夜、ホテルの部屋に入るシュン−高橋章夫とナナミ−石井くに子のシーンから始まる。壁に掛かっている裸婦の絵。二人は出会ってすぐのようだ。ナナミは水前寺清子の「いっぽんどっこの唄」を唄う。人のやれないことをやれ。
ゑぎ

 本作の中のBGMで、流行歌や既成曲が使われる場面を備忘的に列記しよう。上述のホテルのシーンで二人のフラッシュバックが挿入されるが、シュンが実母と別れる場面で流れている菅原都々子「連絡船の唄」。実母の後景に煙突が映った斜め構図の挿入は全編でも最も良い部分だと思う。ナナミの職場−ヌードモデル、というか個室でヌードを見せる風俗店のフラッシュバックでは、ザ・ピーナッツ「恋のフーガ」が流れる。シュンが寺の敷地で女児(幼い羽仁未央)にイタズラをしたと見紛われ、男たちに追いかけられるシーン。手持ちのブレ画面でかかるのは、北島三郎「函館の女」。謎の地下室SM撮影会を主催する髭男−湯浅実とナナミとシュンが仏像の下で会話する場面で黒沢明とロス・プリモスの「ラブユー東京」が流れるが、髭男の妻−額村貴美子左幸子の実妹で、左時枝の実姉。後に羽仁進の妻になる)のアップが挿入されるのは貴重だろう。ナナミがヌードモデルとして参加する海岸の撮影会のシーンではチャイコフスキー「ピアノ協奏曲第一番」が劇伴。SM撮影会が行われていた地下室が、子供たちのバレエ教室に変わっている場面には「白鳥の湖」の「4羽の白鳥の踊り」。ヌード風俗店では「ひょっこりひょうたん島」のテーマがかかる。そして三波春夫「世界の国からこんにちは」をBGMに、路上で裸になるラーメン屋のシーン。「ラーメン屋さん、ヘンタイ!」って云う女性。これ可笑しい。警察が来るところまでゲリラ撮影か。この場面も強烈に印象に残る。

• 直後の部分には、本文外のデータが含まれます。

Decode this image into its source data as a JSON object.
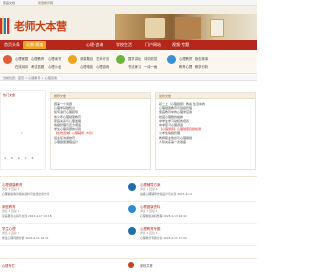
{
  "topbar": {
    "left_text": "家庭文档",
    "right_text": "凤凰教育网"
  },
  "site": {
    "logo_title": "老师大本营"
  },
  "nav": {
    "items": [
      {
        "label": "首页头条"
      },
      {
        "label": "论教·随笔"
      },
      {
        "label": "心理·咨询"
      },
      {
        "label": "学校生活"
      },
      {
        "label": "门户网站"
      },
      {
        "label": "视频·专题"
      }
    ]
  },
  "subnav": {
    "col1": [
      "心理家园",
      "心理教育",
      "在线测评",
      "考试答题"
    ],
    "col2": [
      "心理读书",
      "心理沙龙",
      "心理咨询",
      "心理测试"
    ],
    "col3": [
      "测量题目",
      "艺术疗法",
      "心理电影",
      "心理游戏"
    ],
    "col4": [
      "国学讲坛",
      "诗词欣赏",
      "书法练习",
      "一诗一画"
    ],
    "col5": [
      "心理教育",
      "励志故事",
      "教育心理",
      "教学分析"
    ]
  },
  "breadcrumb": {
    "text": "当前位置：首页 > 心理教育 > 心理咨询"
  },
  "sidebar": {
    "heading": "热门文章",
    "count": "1",
    "pager": "4 5 6 7 8"
  },
  "panel_left": {
    "title": "推荐文章",
    "items": [
      "题第一个问题",
      "心理学基础知识",
      "如何进行心理疏导",
      "青少年心理健康教育",
      "家庭关系与儿童发展",
      "情绪管理与压力调适",
      "学生心理问题的识别",
      "【在线咨询】心理辅导（5月）",
      "班主任沟通技巧",
      "心理健康课程设计"
    ]
  },
  "panel_right": {
    "title": "最新文章",
    "items": [
      "初二上（心理健康）教案 生活中的",
      "心理健康教育与班级管理",
      "家庭教育中的心理学应用",
      "校园心理剧的编排",
      "中学生学习动机的培养",
      "中考复习心理调适",
      "【心理测评】心理健康自我检测",
      "小学生情绪管理",
      "教师职业倦怠与心理保健",
      "人际关系第一次讲座"
    ]
  },
  "list": [
    {
      "name": "心理健康教育",
      "meta": "浏览 3 回复 1",
      "desc": "心理健康教育相关资料与在线交流分享",
      "name2": "心理辅导方案",
      "meta2": "浏览 1 回复 1",
      "desc2": "班级心理辅导方案设计与交流 2023-4-14"
    },
    {
      "name": "家庭教育",
      "meta": "浏览 1 回复 1",
      "desc": "家庭教育心得与交流 2023-4-17 10:16",
      "name2": "心理健康资料",
      "meta2": "浏览 1 回复 1",
      "desc2": "心理健康资料整理 2023-4-13 16:42"
    },
    {
      "name": "学生心理",
      "meta": "浏览 1 回复 1",
      "desc": "学生心理问题分析 2023-4-11 10:11",
      "name2": "心理教育专题",
      "meta2": "浏览 1 回复 1",
      "desc2": "心理教育专题讨论 2023-4-11 17:20"
    }
  ],
  "section_bottom": {
    "left": "心理专栏",
    "right": "家校共育"
  },
  "colors": {
    "brand": "#b5261b",
    "accent": "#f0a31c",
    "logo": "#c8411b"
  }
}
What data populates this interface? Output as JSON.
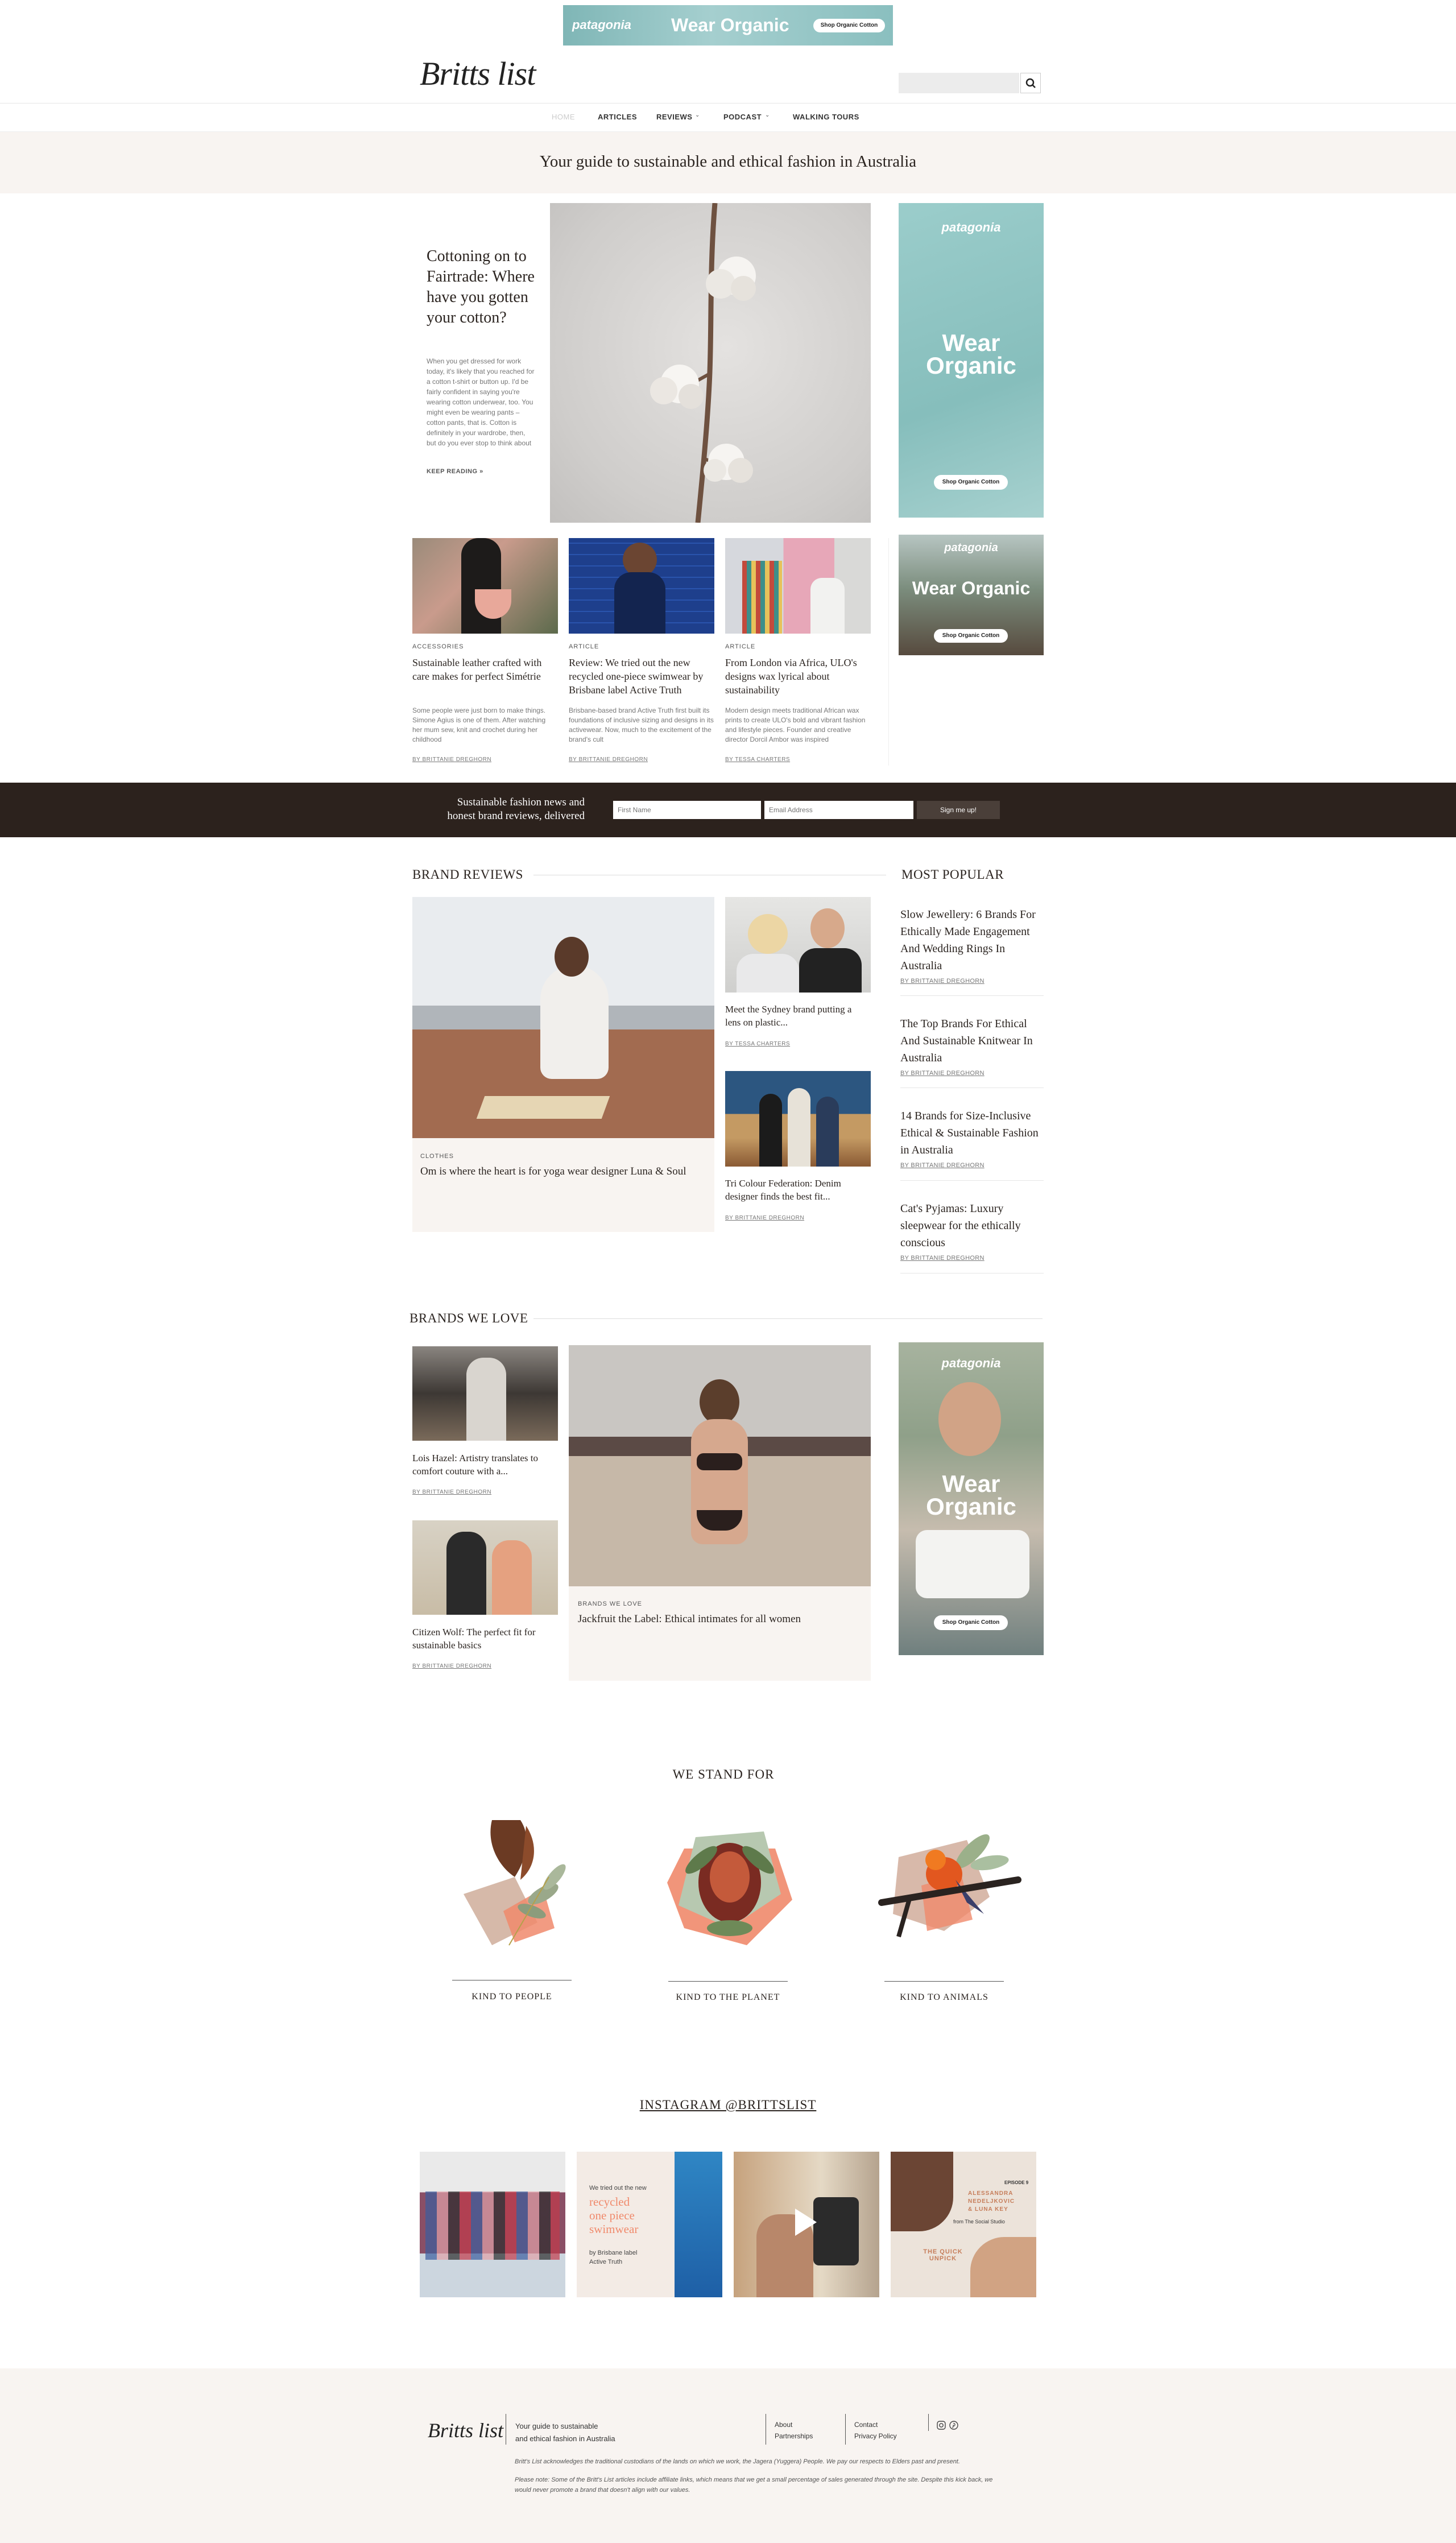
{
  "top_ad": {
    "brand": "patagonia",
    "headline": "Wear Organic",
    "cta": "Shop Organic Cotton"
  },
  "header": {
    "logo": "Britts list",
    "search_placeholder": ""
  },
  "nav": {
    "home": "HOME",
    "articles": "ARTICLES",
    "reviews": "REVIEWS",
    "podcast": "PODCAST",
    "walking_tours": "WALKING TOURS"
  },
  "tagline": "Your guide to sustainable and ethical fashion in Australia",
  "feature": {
    "title": "Cottoning on to Fairtrade: Where have you gotten your cotton?",
    "excerpt": "When you get dressed for work today, it's likely that you reached for a cotton t-shirt or button up. I'd be fairly confident in saying you're wearing cotton underwear, too. You might even be wearing pants – cotton pants, that is. Cotton is definitely in your wardrobe, then, but do you ever stop to think about",
    "read_more": "KEEP READING »"
  },
  "side_ad_1": {
    "brand": "patagonia",
    "line1": "Wear",
    "line2": "Organic",
    "cta": "Shop Organic Cotton"
  },
  "side_ad_2": {
    "brand": "patagonia",
    "headline": "Wear Organic",
    "cta": "Shop Organic Cotton"
  },
  "side_ad_3": {
    "brand": "patagonia",
    "line1": "Wear",
    "line2": "Organic",
    "cta": "Shop Organic Cotton"
  },
  "cards": [
    {
      "category": "ACCESSORIES",
      "title": "Sustainable leather crafted with care makes for perfect Simétrie",
      "excerpt": "Some people were just born to make things. Simone Agius is one of them. After watching her mum sew, knit and crochet during her childhood",
      "byline": "BY BRITTANIE DREGHORN"
    },
    {
      "category": "ARTICLE",
      "title": "Review: We tried out the new recycled one-piece swimwear by Brisbane label Active Truth",
      "excerpt": "Brisbane-based brand Active Truth first built its foundations of inclusive sizing and designs in its activewear. Now, much to the excitement of the brand's cult",
      "byline": "BY BRITTANIE DREGHORN"
    },
    {
      "category": "ARTICLE",
      "title": "From London via Africa, ULO's designs wax lyrical about sustainability",
      "excerpt": "Modern design meets traditional African wax prints to create ULO's bold and vibrant fashion and lifestyle pieces. Founder and creative director Dorcil Ambor was inspired",
      "byline": "BY TESSA CHARTERS"
    }
  ],
  "newsletter": {
    "text_line1": "Sustainable fashion news and",
    "text_line2": "honest brand reviews, delivered",
    "first_name_placeholder": "First Name",
    "email_placeholder": "Email Address",
    "button": "Sign me up!"
  },
  "brand_reviews": {
    "heading": "BRAND REVIEWS",
    "main": {
      "category": "CLOTHES",
      "title": "Om is where the heart is for yoga wear designer Luna & Soul"
    },
    "side": [
      {
        "title": "Meet the Sydney brand putting a lens on plastic...",
        "byline": "BY TESSA CHARTERS"
      },
      {
        "title": "Tri Colour Federation: Denim designer finds the best fit...",
        "byline": "BY BRITTANIE DREGHORN"
      }
    ]
  },
  "most_popular": {
    "heading": "MOST POPULAR",
    "items": [
      {
        "title": "Slow Jewellery: 6 Brands For Ethically Made Engagement And Wedding Rings In Australia",
        "byline": "BY BRITTANIE DREGHORN"
      },
      {
        "title": "The Top Brands For Ethical And Sustainable Knitwear In Australia",
        "byline": "BY BRITTANIE DREGHORN"
      },
      {
        "title": "14 Brands for Size-Inclusive Ethical & Sustainable Fashion in Australia",
        "byline": "BY BRITTANIE DREGHORN"
      },
      {
        "title": "Cat's Pyjamas: Luxury sleepwear for the ethically conscious",
        "byline": "BY BRITTANIE DREGHORN"
      }
    ]
  },
  "brands_we_love": {
    "heading": "BRANDS WE LOVE",
    "side": [
      {
        "title": "Lois Hazel: Artistry translates to comfort couture with a...",
        "byline": "BY BRITTANIE DREGHORN"
      },
      {
        "title": "Citizen Wolf: The perfect fit for sustainable basics",
        "byline": "BY BRITTANIE DREGHORN"
      }
    ],
    "main": {
      "category": "BRANDS WE LOVE",
      "title": "Jackfruit the Label: Ethical intimates for all women"
    }
  },
  "values": {
    "heading": "WE STAND FOR",
    "items": [
      "KIND TO PEOPLE",
      "KIND TO THE PLANET",
      "KIND TO ANIMALS"
    ]
  },
  "instagram": {
    "heading": "INSTAGRAM @BRITTSLIST",
    "post2": {
      "line1": "We tried out the new",
      "line2": "recycled",
      "line3": "one piece",
      "line4": "swimwear",
      "line5": "by Brisbane label",
      "line6": "Active Truth"
    },
    "post4": {
      "episode": "EPISODE 9",
      "names1": "ALESSANDRA",
      "names2": "NEDELJKOVIC",
      "names3": "& LUNA KEY",
      "from": "from The Social Studio",
      "brand": "THE QUICK UNPICK"
    }
  },
  "footer": {
    "logo": "Britts list",
    "tagline_line1": "Your guide to sustainable",
    "tagline_line2": "and ethical fashion in Australia",
    "links_col1": [
      "About",
      "Partnerships"
    ],
    "links_col2": [
      "Contact",
      "Privacy Policy"
    ],
    "acknowledgement": "Britt's List acknowledges the traditional custodians of the lands on which we work, the Jagera (Yuggera) People. We pay our respects to Elders past and present.",
    "note_line1": "Please note: Some of the Britt's List articles include affiliate links, which means that we get a small percentage of sales generated through the site. Despite this kick back, we",
    "note_line2": "would never promote a brand that doesn't align with our values."
  },
  "colors": {
    "dark": "#2c221d",
    "cream": "#f8f4f1",
    "teal": "#8fc1c2",
    "coral": "#f08a6c"
  }
}
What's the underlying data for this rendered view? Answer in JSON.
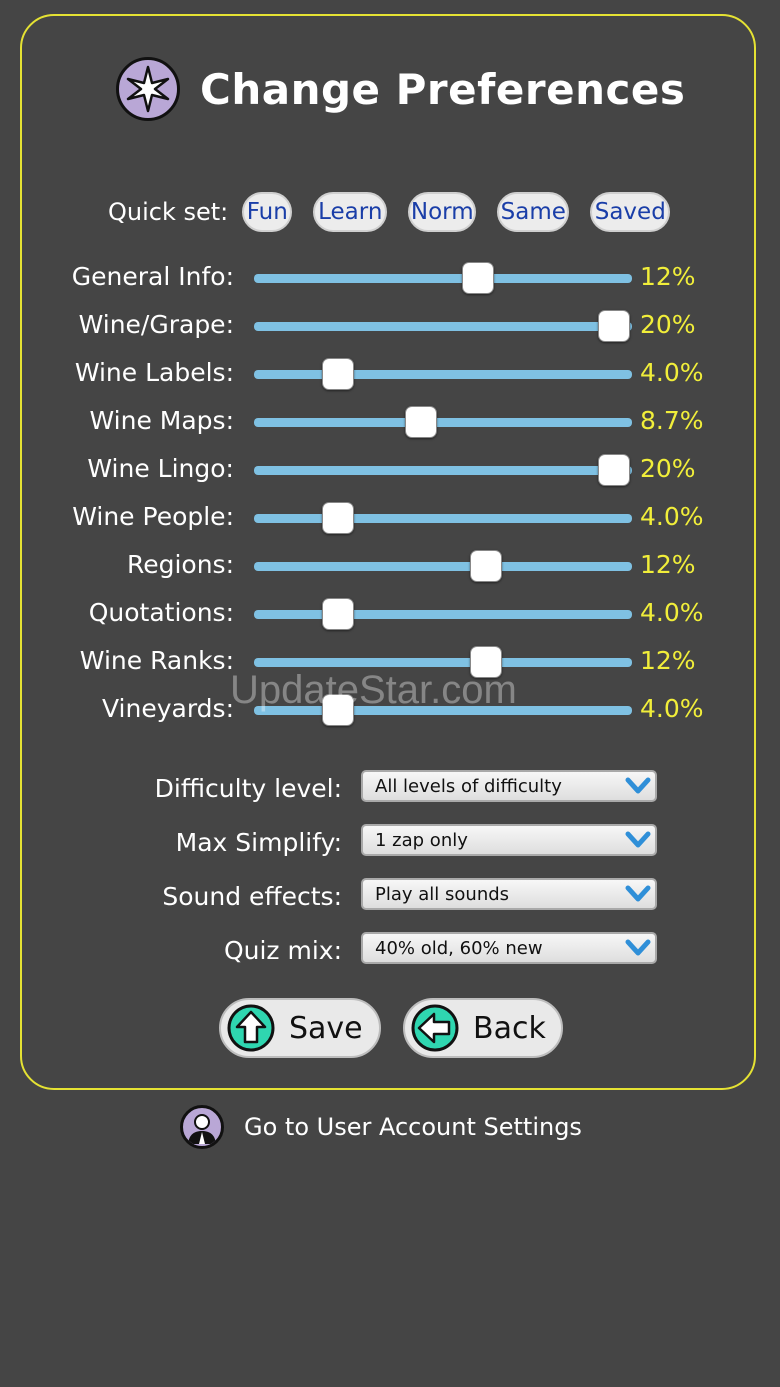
{
  "header": {
    "title": "Change Preferences",
    "icon": "star-compass-icon"
  },
  "quick_set": {
    "label": "Quick set:",
    "options": [
      "Fun",
      "Learn",
      "Norm",
      "Same",
      "Saved"
    ]
  },
  "sliders": [
    {
      "label": "General Info:",
      "value": "12%",
      "level": 0.59
    },
    {
      "label": "Wine/Grape:",
      "value": "20%",
      "level": 0.95
    },
    {
      "label": "Wine Labels:",
      "value": "4.0%",
      "level": 0.22
    },
    {
      "label": "Wine Maps:",
      "value": "8.7%",
      "level": 0.44
    },
    {
      "label": "Wine Lingo:",
      "value": "20%",
      "level": 0.95
    },
    {
      "label": "Wine People:",
      "value": "4.0%",
      "level": 0.22
    },
    {
      "label": "Regions:",
      "value": "12%",
      "level": 0.61
    },
    {
      "label": "Quotations:",
      "value": "4.0%",
      "level": 0.22
    },
    {
      "label": "Wine Ranks:",
      "value": "12%",
      "level": 0.61
    },
    {
      "label": "Vineyards:",
      "value": "4.0%",
      "level": 0.22
    }
  ],
  "settings": [
    {
      "label": "Difficulty level:",
      "selected": "All levels of difficulty"
    },
    {
      "label": "Max Simplify:",
      "selected": "1 zap only"
    },
    {
      "label": "Sound effects:",
      "selected": "Play all sounds"
    },
    {
      "label": "Quiz mix:",
      "selected": "40% old, 60% new"
    }
  ],
  "buttons": {
    "save_label": "Save",
    "back_label": "Back"
  },
  "account": {
    "label": "Go to User Account Settings"
  },
  "watermark": "UpdateStar.com",
  "colors": {
    "background": "#454545",
    "panel_border": "#e5e233",
    "value_text": "#f1ee3a",
    "track": "#7fc1e3",
    "pill_text": "#1a3ea8",
    "icon_accent": "#2fd6b0",
    "badge": "#b9a7d6"
  }
}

 画面造型で目を引いたのは、上にも書いた、幼いシュンと実母との別れのフラッシュバックもあるが、養母が彼のペドフィルを治療しようし、連れて行った病院での催眠療法のシーンだ。顔アップからパンすると、心象風景のスクリーンが現れる表現は面白いと思った。結句、養父によるシュンへの性的虐待が露呈する。あるいは、ナナミと同郷(静岡と云ったと思う)の友人(代数くん)とシュンと3人で行った高校の文化祭。代数くんんが作った8ミリ映画を見るのだが、この映画中映画で一部カラーのショットが挿入されるのは驚きのある良い趣向だと思う。この文化祭の後、ナナミとシュンの会話シーンで2人の口の動きが全く無いのに会話しているという見せ方も面白い。『不良少年』のアフレコの自己批評みたいに感じた。あと、SM撮影会のシーンは長いと思う。こゝのスローモーションショットが終盤にもフラッシュバックされるのが冗長さに輪をかける。

#備忘

・宿(じゅく)一番のカラダという科白があるので、ヌード風俗店は新宿にあるのだろう。新宿西口で、寂しい人たちのためにレコードを売っている女性が挿入されたりもする。

・シュンが「初恋だ!」と叫ぶ場面は上野か。冒頭のホテルも上野の近くだと思われる。終盤、シュンが不忍池から走り出し、都電軌道を通ってホテルに着く。